Location
- Eaton, Western Australia Australia 33°19′05″S 115°43′19″E﻿ / ﻿33.317995°S 115.72191°E

Information
- Type: Public co-educational high day school
- Motto: Encouraging, Caring, Challenging
- Established: 2003; 23 years ago
- Educational authority: WA Department of Education
- Principal: Gail Allen
- Enrolment: 379 (2012)
- Campus type: Rural
- Colours: Red, blue, and gold
- Website: eatoncc.wa.edu.au

= Eaton Community College =

Eaton Community College is a comprehensive public co-educational high day school, located in Eaton, Western Australia, sited to the east of Bunbury and 145 km south of Perth.

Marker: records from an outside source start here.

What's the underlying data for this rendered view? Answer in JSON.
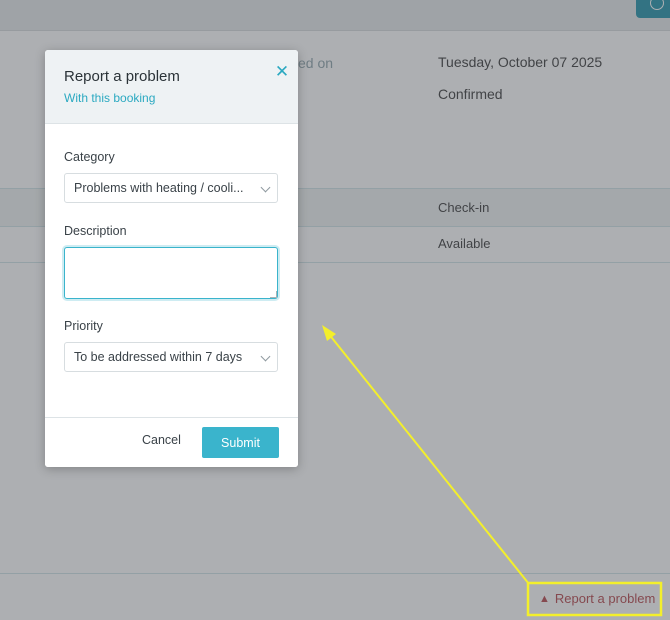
{
  "background": {
    "field_label_partial": "ed on",
    "booking_date": "Tuesday, October 07 2025",
    "booking_status": "Confirmed",
    "table": {
      "header_checkin": "Check-in",
      "row_availability": "Available"
    },
    "report_link": {
      "icon": "warning-icon",
      "icon_glyph": "▲",
      "label": "Report a problem"
    }
  },
  "modal": {
    "title": "Report a problem",
    "subtitle": "With this booking",
    "close_glyph": "✕",
    "category": {
      "label": "Category",
      "value": "Problems with heating / cooli..."
    },
    "description": {
      "label": "Description",
      "value": ""
    },
    "priority": {
      "label": "Priority",
      "value": "To be addressed within 7 days"
    },
    "cancel_label": "Cancel",
    "submit_label": "Submit"
  },
  "colors": {
    "accent": "#3ab4cc",
    "danger": "#b43f45",
    "annotation": "#f3ef2b"
  }
}
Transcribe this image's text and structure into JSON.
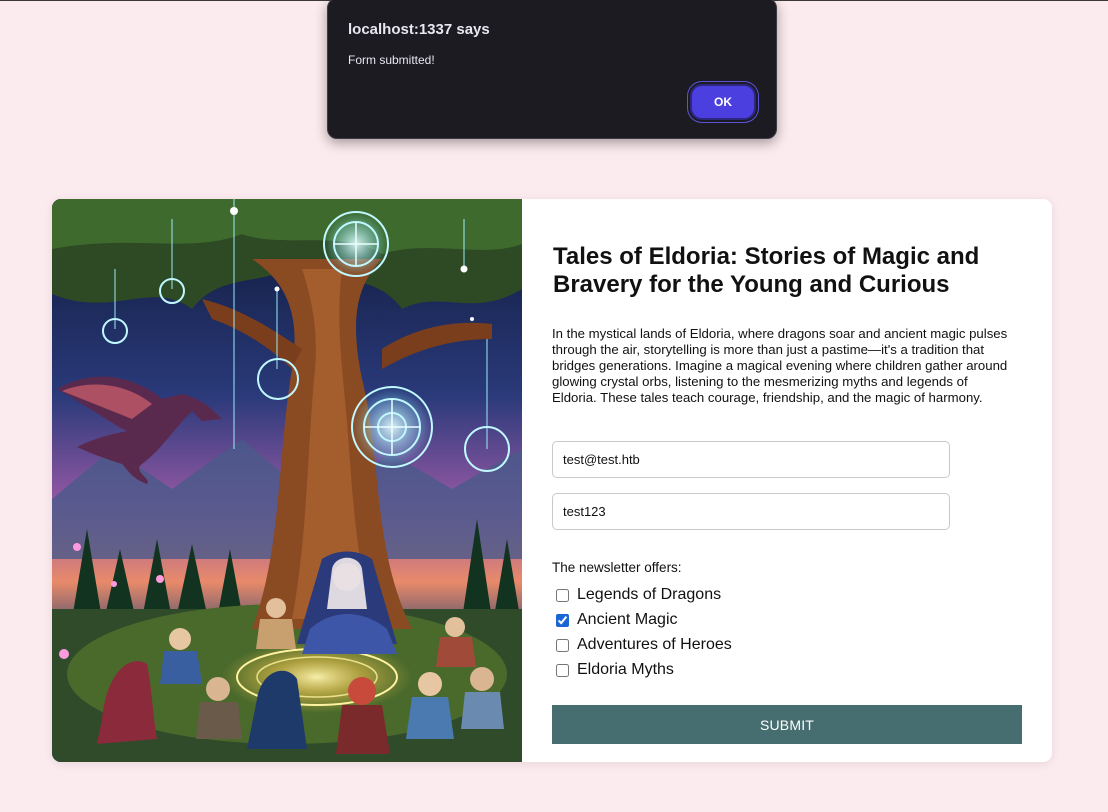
{
  "alert": {
    "title": "localhost:1337 says",
    "message": "Form submitted!",
    "ok_label": "OK"
  },
  "hero": {
    "title": "Tales of Eldoria: Stories of Magic and Bravery for the Young and Curious",
    "description": "In the mystical lands of Eldoria, where dragons soar and ancient magic pulses through the air, storytelling is more than just a pastime—it's a tradition that bridges generations. Imagine a magical evening where children gather around glowing crystal orbs, listening to the mesmerizing myths and legends of Eldoria. These tales teach courage, friendship, and the magic of harmony."
  },
  "form": {
    "email_value": "test@test.htb",
    "password_value": "test123",
    "offers_label": "The newsletter offers:",
    "options": [
      {
        "label": "Legends of Dragons",
        "checked": false
      },
      {
        "label": "Ancient Magic",
        "checked": true
      },
      {
        "label": "Adventures of Heroes",
        "checked": false
      },
      {
        "label": "Eldoria Myths",
        "checked": false
      }
    ],
    "submit_label": "SUBMIT"
  },
  "colors": {
    "page_background": "#fbeaee",
    "submit_button": "#466d6f",
    "alert_ok": "#4b3fe0",
    "alert_background": "#1c1b21"
  }
}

The school was established in 2003 and caters for students from Year 7 to Year 12. The school welcomed the first Year 11 cohort in 2009 and Year 12 cohort in 2010. The campus is divided between the Middle School which houses students from Year 7 to 9 and the Senior School that houses Year 10 to Year 12. Facilities such as the recreation centre and ovals are shared with the Shire of Dardanup.

The campus site also includes 2 ha of wetlands that form the focal point of the buildings which in turn are surrounded by spacious landscaped gardens.

Enrolments at the school were 296 in 2007, 256 in 2008, 325 in 2009, 364 in 2010, 334 in 2011 and 379 in 2012.